Define stop word and special character sets

In [6]:
STOP_WORDS = set(
    """
a about above across after afterwards again against all almost alone along
already also although always am among amongst amount an and another any anyhow
anyone anything anyway anywhere are around as at
back be became because become becomes becoming been before beforehand behind
being below beside besides between beyond both bottom but by
call can cannot ca could
did do does doing done down due during
each eight either eleven else elsewhere empty enough even ever every
everyone everything everywhere except
few fifteen fifty first five for former formerly forty four from front full
further
get give go
had has have he hence her here hereafter hereby herein hereupon hers herself
him himself his how however hundred
i if in indeed into is it its itself
keep
last latter latterly least less
just
made make many may me meanwhile might mine more moreover most mostly move much
must my myself
name namely neither never nevertheless next nine no nobody none noone nor not
nothing now nowhere
of off often on once one only onto or other others otherwise our ours ourselves
out over own
part per perhaps please put
quite
rather re really regarding
same say see seem seemed seeming seems serious several she should show side
since six sixty so some somehow someone something sometime sometimes somewhere
still such
take ten than that the their them themselves then thence there thereafter
thereby therefore therein thereupon these they third this those though three
through throughout thru thus to together too top toward towards twelve twenty
two
under until up unless upon us used using
various very very via was we well were what whatever when whence whenever where
whereafter whereas whereby wherein whereupon wherever whether which while
whither who whoever whole whom whose why will with within without would
yet you your yours yourself yourselves
""".split()
)
len(STOP_WORDS)

305

In [7]:
SPECIAL_CHARS = set('.,!?/\n;" ()-_&:')
for n in range(5): SPECIAL_CHARS.add(n * '\n')
for n in range(5): SPECIAL_CHARS.add(n * ' ')
SPECIAL_CHARS.add("...")
print(SPECIAL_CHARS)

INVALID_TOKENS = STOP_WORDS | SPECIAL_CHARS

{'', '  ', ' ', '\n\n\n\n', '\n\n\n', '    ', '-', '\n\n', '/', '!', '&', ';', ',', '(', ')', '?', '   ', '\n', '_', ':', '.', '...', '"'}


Apply spacy

In [8]:
nlp = spacy.load('en_core_web_sm')
processed_text = list(nlp.pipe(expanded_text))

In [14]:
for token in processed_text[0]:
    if token.pos_ == "VERB":
        print(token.text, list(token.subtree))
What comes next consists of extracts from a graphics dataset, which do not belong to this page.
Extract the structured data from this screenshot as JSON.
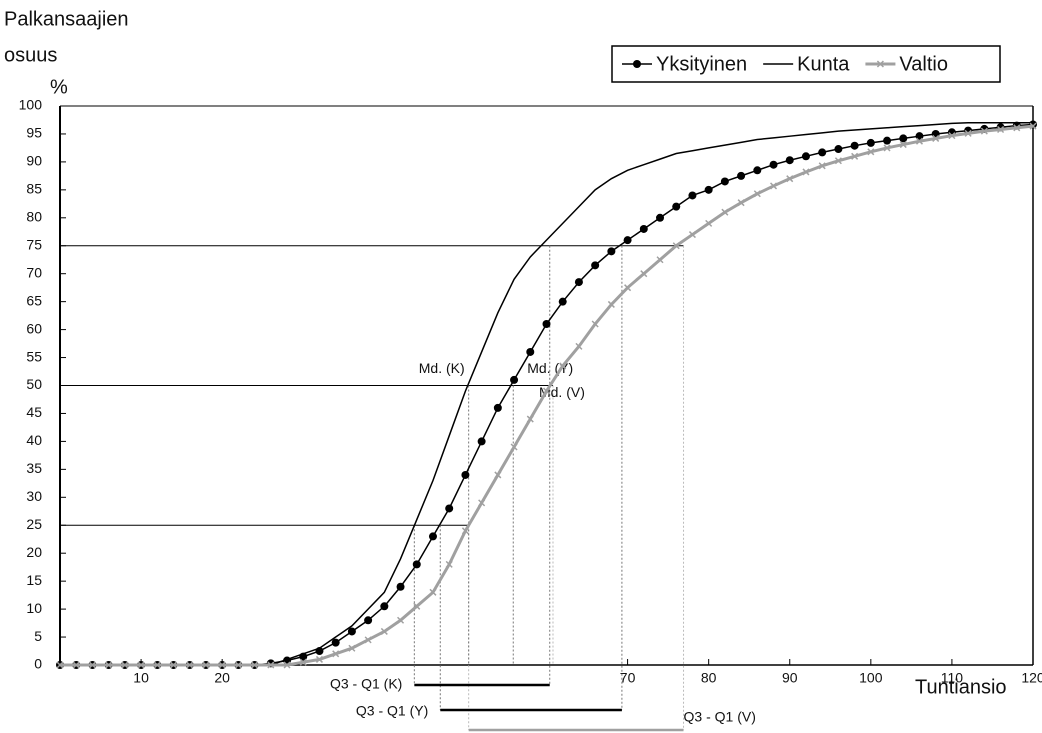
{
  "chart_data": {
    "type": "line",
    "y_label": [
      "Palkansaajien",
      "osuus",
      "%"
    ],
    "x_label": "Tuntiansio",
    "x": [
      0,
      2,
      4,
      6,
      8,
      10,
      12,
      14,
      16,
      18,
      20,
      22,
      24,
      26,
      28,
      30,
      32,
      34,
      36,
      38,
      40,
      42,
      44,
      46,
      48,
      50,
      52,
      54,
      56,
      58,
      60,
      62,
      64,
      66,
      68,
      70,
      72,
      74,
      76,
      78,
      80,
      82,
      84,
      86,
      88,
      90,
      92,
      94,
      96,
      98,
      100,
      102,
      104,
      106,
      108,
      110,
      112,
      114,
      116,
      118,
      120
    ],
    "series": [
      {
        "name": "Yksityinen",
        "color": "#000000",
        "marker": "circle",
        "values": [
          0,
          0,
          0,
          0,
          0,
          0,
          0,
          0,
          0,
          0,
          0,
          0,
          0,
          0.3,
          0.8,
          1.5,
          2.5,
          4,
          6,
          8,
          10.5,
          14,
          18,
          23,
          28,
          34,
          40,
          46,
          51,
          56,
          61,
          65,
          68.5,
          71.5,
          74,
          76,
          78,
          80,
          82,
          84,
          85,
          86.5,
          87.5,
          88.5,
          89.5,
          90.3,
          91,
          91.7,
          92.3,
          92.9,
          93.4,
          93.8,
          94.2,
          94.6,
          95,
          95.3,
          95.6,
          95.9,
          96.2,
          96.5,
          96.7
        ]
      },
      {
        "name": "Kunta",
        "color": "#000000",
        "marker": "none",
        "values": [
          0,
          0,
          0,
          0,
          0,
          0,
          0,
          0,
          0,
          0,
          0,
          0,
          0,
          0,
          1,
          2,
          3,
          5,
          7,
          10,
          13,
          19,
          26,
          33,
          41,
          49,
          56,
          63,
          69,
          73,
          76,
          79,
          82,
          85,
          87,
          88.5,
          89.5,
          90.5,
          91.5,
          92,
          92.5,
          93,
          93.5,
          94,
          94.3,
          94.6,
          94.9,
          95.2,
          95.5,
          95.7,
          95.9,
          96.1,
          96.3,
          96.5,
          96.7,
          96.9,
          97,
          97,
          97,
          97,
          97
        ]
      },
      {
        "name": "Valtio",
        "color": "#a0a0a0",
        "marker": "cross",
        "values": [
          0,
          0,
          0,
          0,
          0,
          0,
          0,
          0,
          0,
          0,
          0,
          0,
          0,
          0,
          0,
          0.5,
          1,
          2,
          3,
          4.5,
          6,
          8,
          10.5,
          13,
          18,
          24,
          29,
          34,
          39,
          44,
          49,
          53.5,
          57,
          61,
          64.5,
          67.5,
          70,
          72.5,
          75,
          77,
          79,
          81,
          82.7,
          84.3,
          85.7,
          87,
          88.2,
          89.3,
          90.2,
          91,
          91.8,
          92.5,
          93.1,
          93.7,
          94.2,
          94.7,
          95.1,
          95.5,
          95.8,
          96.1,
          96.4
        ]
      }
    ],
    "xlim": [
      0,
      120
    ],
    "xticks": [
      10,
      20,
      70,
      80,
      90,
      100,
      110,
      120
    ],
    "ylim": [
      0,
      100
    ],
    "yticks": [
      0,
      5,
      10,
      15,
      20,
      25,
      30,
      35,
      40,
      45,
      50,
      55,
      60,
      65,
      70,
      75,
      80,
      85,
      90,
      95,
      100
    ],
    "reference_levels": [
      25,
      50,
      75
    ],
    "quartiles": [
      {
        "median_label": "Md. (K)",
        "range_label": "Q3 - Q1 (K)",
        "q1": 43.7,
        "median": 50.4,
        "q3": 60.4,
        "color": "#000000"
      },
      {
        "median_label": "Md. (Y)",
        "range_label": "Q3 - Q1 (Y)",
        "q1": 46.9,
        "median": 55.9,
        "q3": 69.3,
        "color": "#000000"
      },
      {
        "median_label": "Md. (V)",
        "range_label": "Q3 - Q1 (V)",
        "q1": 50.4,
        "median": 60.8,
        "q3": 76.9,
        "color": "#a0a0a0"
      }
    ],
    "legend": "top-right"
  }
}
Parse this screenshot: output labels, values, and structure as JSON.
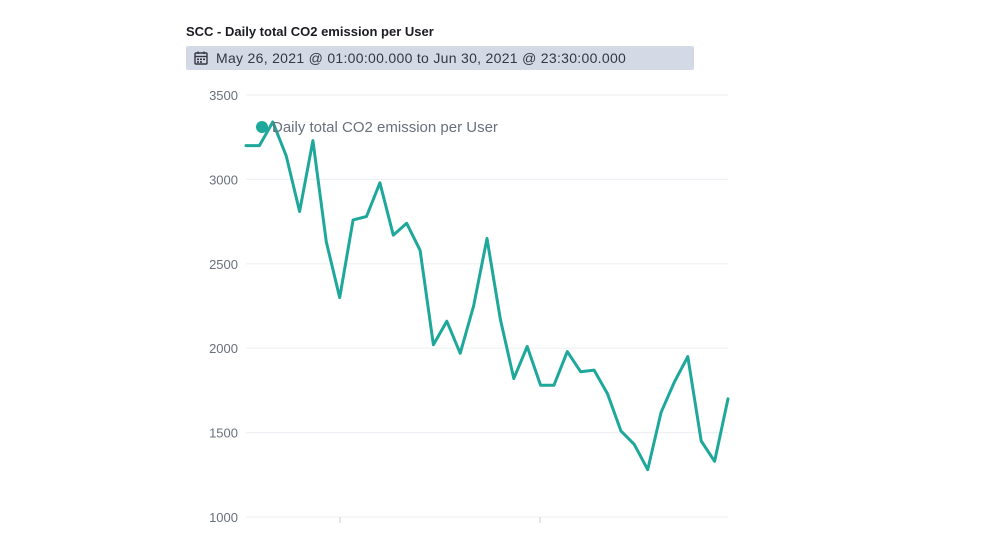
{
  "panel": {
    "title": "SCC - Daily total CO2 emission per User",
    "time_range": "May 26, 2021 @ 01:00:00.000 to Jun 30, 2021 @ 23:30:00.000",
    "calendar_icon": "calendar-icon"
  },
  "colors": {
    "series": "#1ea89b",
    "grid": "#eef0f3",
    "badge": "#d3dae6"
  },
  "chart_data": {
    "type": "line",
    "title": "SCC - Daily total CO2 emission per User",
    "xlabel": "",
    "ylabel": "",
    "ylim": [
      1000,
      3500
    ],
    "yticks": [
      1000,
      1500,
      2000,
      2500,
      3000,
      3500
    ],
    "grid": true,
    "legend_position": "top-left",
    "series": [
      {
        "name": "Daily total CO2 emission per User",
        "values": [
          3200,
          3200,
          3340,
          3140,
          2810,
          3230,
          2630,
          2300,
          2760,
          2780,
          2980,
          2670,
          2740,
          2580,
          2020,
          2160,
          1970,
          2250,
          2650,
          2170,
          1820,
          2010,
          1780,
          1780,
          1980,
          1860,
          1870,
          1730,
          1510,
          1430,
          1280,
          1620,
          1800,
          1950,
          1450,
          1330,
          1700
        ]
      }
    ]
  }
}
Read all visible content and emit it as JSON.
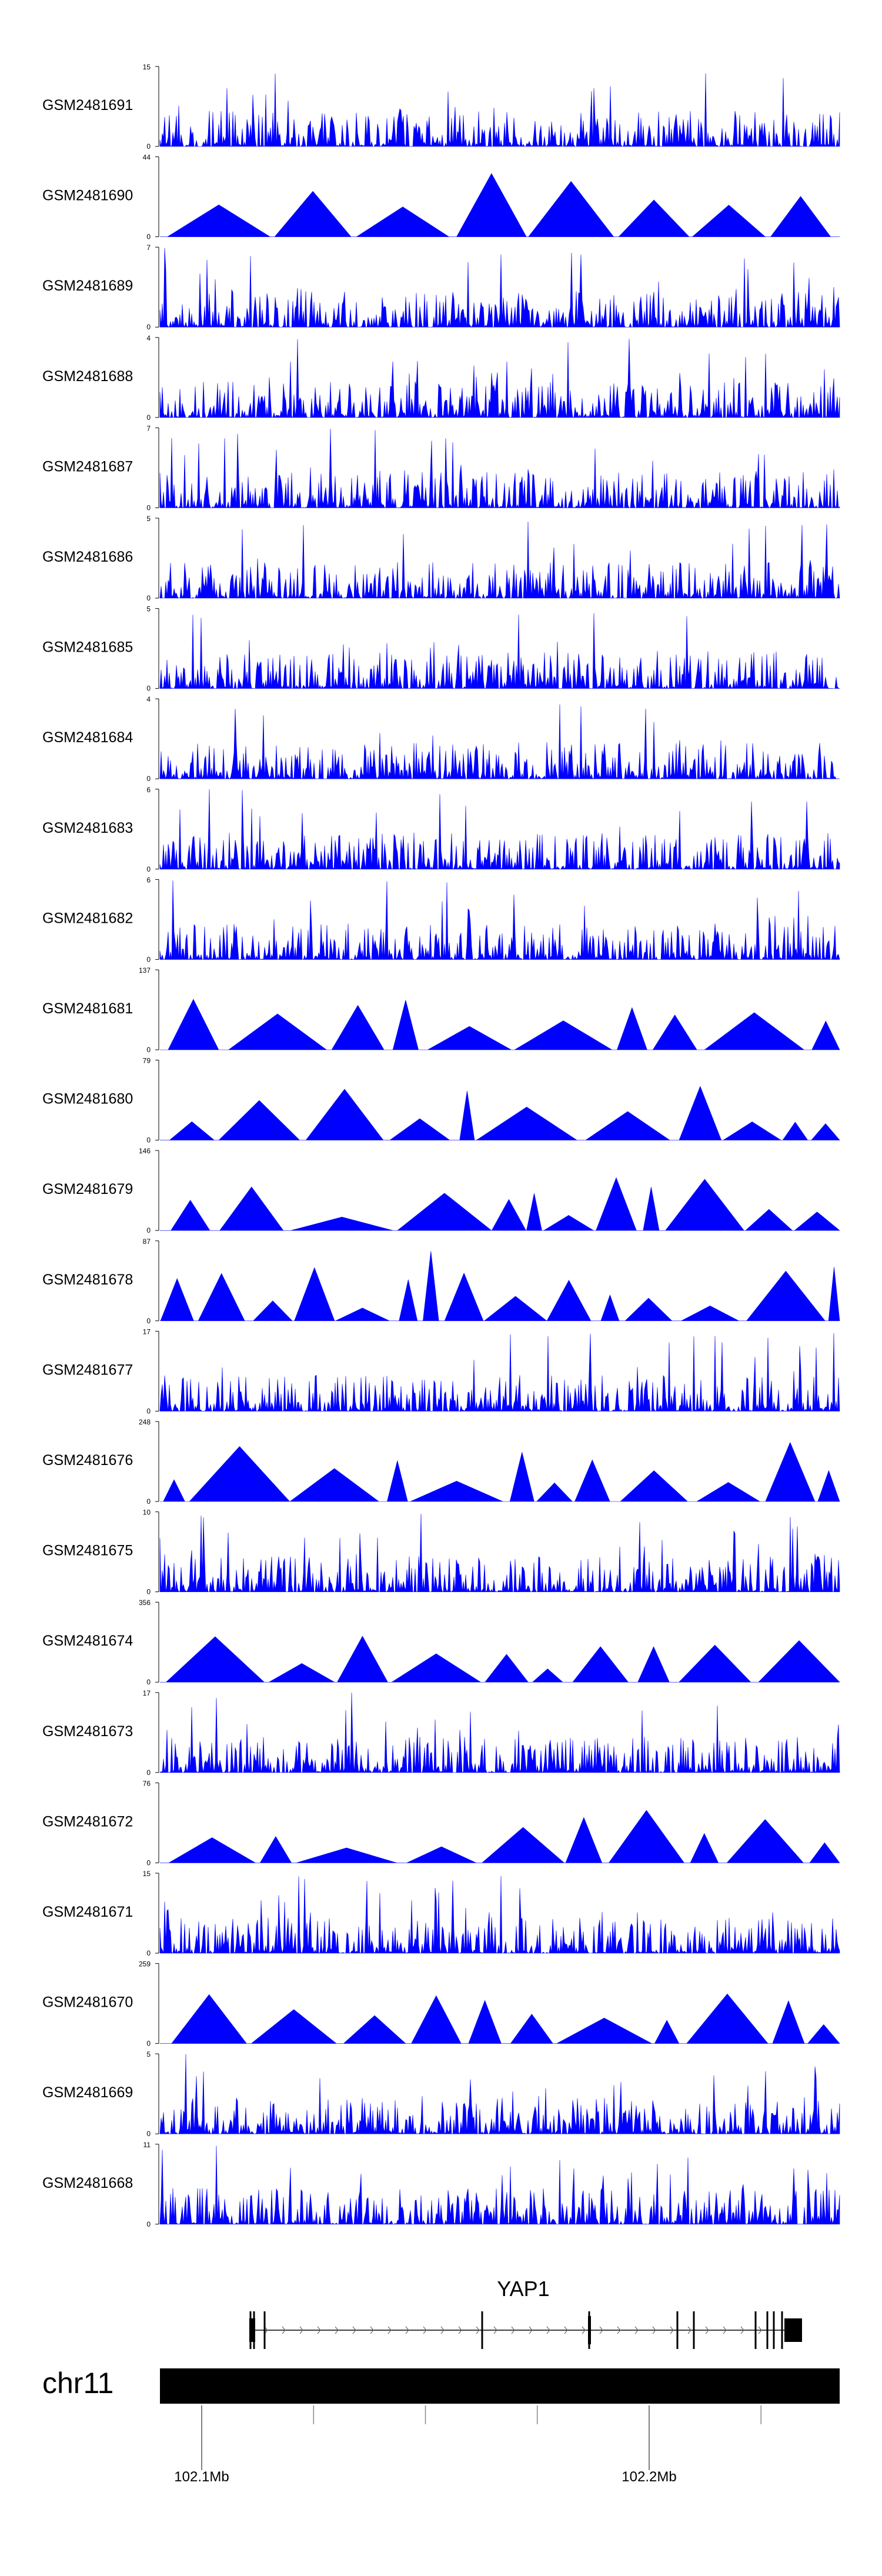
{
  "chart_data": {
    "type": "area",
    "title": "",
    "track_color": "#0000ff",
    "tracks": [
      {
        "name": "GSM2481691",
        "ymax": "15",
        "ymin": "0",
        "style": "spiky"
      },
      {
        "name": "GSM2481690",
        "ymax": "44",
        "ymin": "0",
        "style": "triangles"
      },
      {
        "name": "GSM2481689",
        "ymax": "7",
        "ymin": "0",
        "style": "spiky"
      },
      {
        "name": "GSM2481688",
        "ymax": "4",
        "ymin": "0",
        "style": "spiky"
      },
      {
        "name": "GSM2481687",
        "ymax": "7",
        "ymin": "0",
        "style": "spiky"
      },
      {
        "name": "GSM2481686",
        "ymax": "5",
        "ymin": "0",
        "style": "spiky"
      },
      {
        "name": "GSM2481685",
        "ymax": "5",
        "ymin": "0",
        "style": "spiky"
      },
      {
        "name": "GSM2481684",
        "ymax": "4",
        "ymin": "0",
        "style": "spiky"
      },
      {
        "name": "GSM2481683",
        "ymax": "6",
        "ymin": "0",
        "style": "spiky"
      },
      {
        "name": "GSM2481682",
        "ymax": "6",
        "ymin": "0",
        "style": "spiky"
      },
      {
        "name": "GSM2481681",
        "ymax": "137",
        "ymin": "0",
        "style": "triangles"
      },
      {
        "name": "GSM2481680",
        "ymax": "79",
        "ymin": "0",
        "style": "triangles"
      },
      {
        "name": "GSM2481679",
        "ymax": "146",
        "ymin": "0",
        "style": "triangles"
      },
      {
        "name": "GSM2481678",
        "ymax": "87",
        "ymin": "0",
        "style": "triangles"
      },
      {
        "name": "GSM2481677",
        "ymax": "17",
        "ymin": "0",
        "style": "spiky"
      },
      {
        "name": "GSM2481676",
        "ymax": "248",
        "ymin": "0",
        "style": "triangles"
      },
      {
        "name": "GSM2481675",
        "ymax": "10",
        "ymin": "0",
        "style": "spiky"
      },
      {
        "name": "GSM2481674",
        "ymax": "356",
        "ymin": "0",
        "style": "triangles"
      },
      {
        "name": "GSM2481673",
        "ymax": "17",
        "ymin": "0",
        "style": "spiky"
      },
      {
        "name": "GSM2481672",
        "ymax": "76",
        "ymin": "0",
        "style": "triangles"
      },
      {
        "name": "GSM2481671",
        "ymax": "15",
        "ymin": "0",
        "style": "spiky"
      },
      {
        "name": "GSM2481670",
        "ymax": "259",
        "ymin": "0",
        "style": "triangles"
      },
      {
        "name": "GSM2481669",
        "ymax": "5",
        "ymin": "0",
        "style": "spiky"
      },
      {
        "name": "GSM2481668",
        "ymax": "11",
        "ymin": "0",
        "style": "spiky"
      }
    ],
    "gene": {
      "name": "YAP1"
    },
    "chromosome": {
      "name": "chr11"
    },
    "x_axis": {
      "ticks": [
        {
          "label": "102.1Mb",
          "pos": 102.1
        },
        {
          "label": "102.2Mb",
          "pos": 102.2
        }
      ]
    }
  }
}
Paid [Paid, for, a, sea, view, or, garden, view, ,, got, a, ground, floor, room, facing, trees, with, a, road, behind, .]
got [got, a, ground, floor, room, facing, trees, with, a, road, behind]
facing [facing, trees, with, a, road, behind]
sticking [sticking, out, and, air, con]
working [was, not, working]
Would [Would]
move [Would, not, move, us, to, another, room, because, they, said, they, had, closed, down, most, of, the, hotel, as, it, was, end, of, the, season, .]
said [because, they, said, they, had, closed, down, most, of, the, hotel, as, it, was, end, of, the, season]
closed [they, had, closed, down, most, of, the, hotel, as, it, was, end, of, the, season]
sort [to, sort, out, the, bed, and, and, air, con]
cleaned [The, room, was, cleaned, well, every, day, ., 

]
travelled [We, travelled, at, the, end, of, Oct, into, first, week, of, Nov, ,, everything, is, closing]
closing [,, everything, is, closing]
help [to, help, and, receptionists, unhelpful]
closed [They, actually, clo

In [15]:
processed_text[0]

Paid for a sea view or garden view, got a ground floor room facing trees with a road behind. One of the beds had springs sticking out and air con was not working. Would not move us to another room because they said they had closed down most of the hotel as it was end of the season. They were quick to sort out the bed and and air con. The room was cleaned well every day. 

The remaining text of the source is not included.